Magic circle firm Allen & Overy saved almost £15m last year through outsourcing and staff cuts, published accounts have revealed.

The firm's highest-paid members received £1.67m. 

The international firm reduced personnel numbers in 2013/14 from 4,628 to 4,439 and cut costs by outsourcing back-office work to Belfast.

The Northern Ireland office opened in July 2011 and last year pledged to recruit up to 100 people over the coming five years.

Accounts filed today with Companies House show that staff costs fell despite staff bonuses across the group increasing by 9.6% to £31m in 2013/14.

Profit before tax for the year ending 30 April 2014 was £532m – an increase of 7% year on year. Average profit per full partner increased 6.7% to £1.12m.
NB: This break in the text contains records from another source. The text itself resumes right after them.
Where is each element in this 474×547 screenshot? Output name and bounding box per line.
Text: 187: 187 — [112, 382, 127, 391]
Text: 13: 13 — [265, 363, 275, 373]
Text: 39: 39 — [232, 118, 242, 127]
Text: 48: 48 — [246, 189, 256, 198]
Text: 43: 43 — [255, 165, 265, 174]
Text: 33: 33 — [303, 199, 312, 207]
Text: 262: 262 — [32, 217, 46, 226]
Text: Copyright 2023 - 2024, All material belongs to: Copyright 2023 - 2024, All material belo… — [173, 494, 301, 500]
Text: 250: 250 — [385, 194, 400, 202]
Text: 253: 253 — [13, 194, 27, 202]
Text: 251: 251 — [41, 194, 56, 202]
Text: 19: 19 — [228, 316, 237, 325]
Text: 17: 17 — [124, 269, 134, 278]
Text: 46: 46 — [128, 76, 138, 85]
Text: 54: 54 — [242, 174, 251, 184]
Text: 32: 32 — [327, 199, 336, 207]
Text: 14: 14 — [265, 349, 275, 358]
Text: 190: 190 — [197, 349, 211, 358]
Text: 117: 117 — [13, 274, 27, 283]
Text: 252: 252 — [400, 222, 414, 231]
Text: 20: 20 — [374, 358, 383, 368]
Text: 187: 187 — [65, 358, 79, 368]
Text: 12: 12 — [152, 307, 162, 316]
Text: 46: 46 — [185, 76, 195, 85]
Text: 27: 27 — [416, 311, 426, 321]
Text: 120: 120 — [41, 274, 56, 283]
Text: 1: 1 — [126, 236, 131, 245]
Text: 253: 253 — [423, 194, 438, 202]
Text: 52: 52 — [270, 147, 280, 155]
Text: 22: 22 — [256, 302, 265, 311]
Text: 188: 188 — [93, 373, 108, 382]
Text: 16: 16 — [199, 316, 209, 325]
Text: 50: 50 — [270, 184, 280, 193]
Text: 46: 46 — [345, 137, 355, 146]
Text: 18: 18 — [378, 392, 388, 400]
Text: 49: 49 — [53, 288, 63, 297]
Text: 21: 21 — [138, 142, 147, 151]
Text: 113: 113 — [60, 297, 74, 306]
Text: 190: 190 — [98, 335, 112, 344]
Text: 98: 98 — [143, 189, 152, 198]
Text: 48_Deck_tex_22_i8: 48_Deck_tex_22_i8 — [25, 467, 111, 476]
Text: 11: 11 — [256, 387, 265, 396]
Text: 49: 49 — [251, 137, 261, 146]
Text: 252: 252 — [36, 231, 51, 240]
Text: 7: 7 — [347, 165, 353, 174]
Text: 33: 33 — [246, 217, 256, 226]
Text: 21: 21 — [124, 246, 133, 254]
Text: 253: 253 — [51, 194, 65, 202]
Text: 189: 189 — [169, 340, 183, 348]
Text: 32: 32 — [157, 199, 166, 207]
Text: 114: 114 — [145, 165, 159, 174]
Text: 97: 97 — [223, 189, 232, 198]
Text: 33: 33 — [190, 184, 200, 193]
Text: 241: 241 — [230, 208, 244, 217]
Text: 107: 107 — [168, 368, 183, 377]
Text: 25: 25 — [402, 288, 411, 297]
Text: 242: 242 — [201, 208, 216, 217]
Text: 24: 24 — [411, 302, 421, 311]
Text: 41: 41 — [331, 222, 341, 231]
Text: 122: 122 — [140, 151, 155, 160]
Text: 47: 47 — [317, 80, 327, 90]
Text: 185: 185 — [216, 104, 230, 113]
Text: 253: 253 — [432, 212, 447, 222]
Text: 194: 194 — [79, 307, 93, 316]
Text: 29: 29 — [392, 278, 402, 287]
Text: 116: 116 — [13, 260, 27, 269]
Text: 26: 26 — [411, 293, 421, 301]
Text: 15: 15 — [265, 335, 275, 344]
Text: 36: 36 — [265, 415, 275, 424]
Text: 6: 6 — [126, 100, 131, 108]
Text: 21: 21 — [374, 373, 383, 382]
Turnover grew 1.6% to £1.2bn. 

Profit distribution ranges from £669,000 for a partner with 20 profit-sharing points to £1.67m for a partner with the maximum of 50 profit-sharing points. 

‘Our banking and litigation business grew strongly but the volatile market provided a challenge to our capital markets and corporate businesses,’ the firm stated.

‘We continue to see intense competition, pricing challenges and pressure from clients to reduce total legal spend.’

The accounts reflect the increasingly international nature of the London-headquartered firm.

By April 2014, Allen & Overy had 526 partners in total of which 347 (66%) were based outside the UK capital.

Ten years ago this proportion was 55%. The firm now has 45 offices around the world, having opened in Barcelona and Toronto in the past year.

In 2012/13, profits at the firm rose 2.2% to £496.7m on turnover little changed on 2011/12.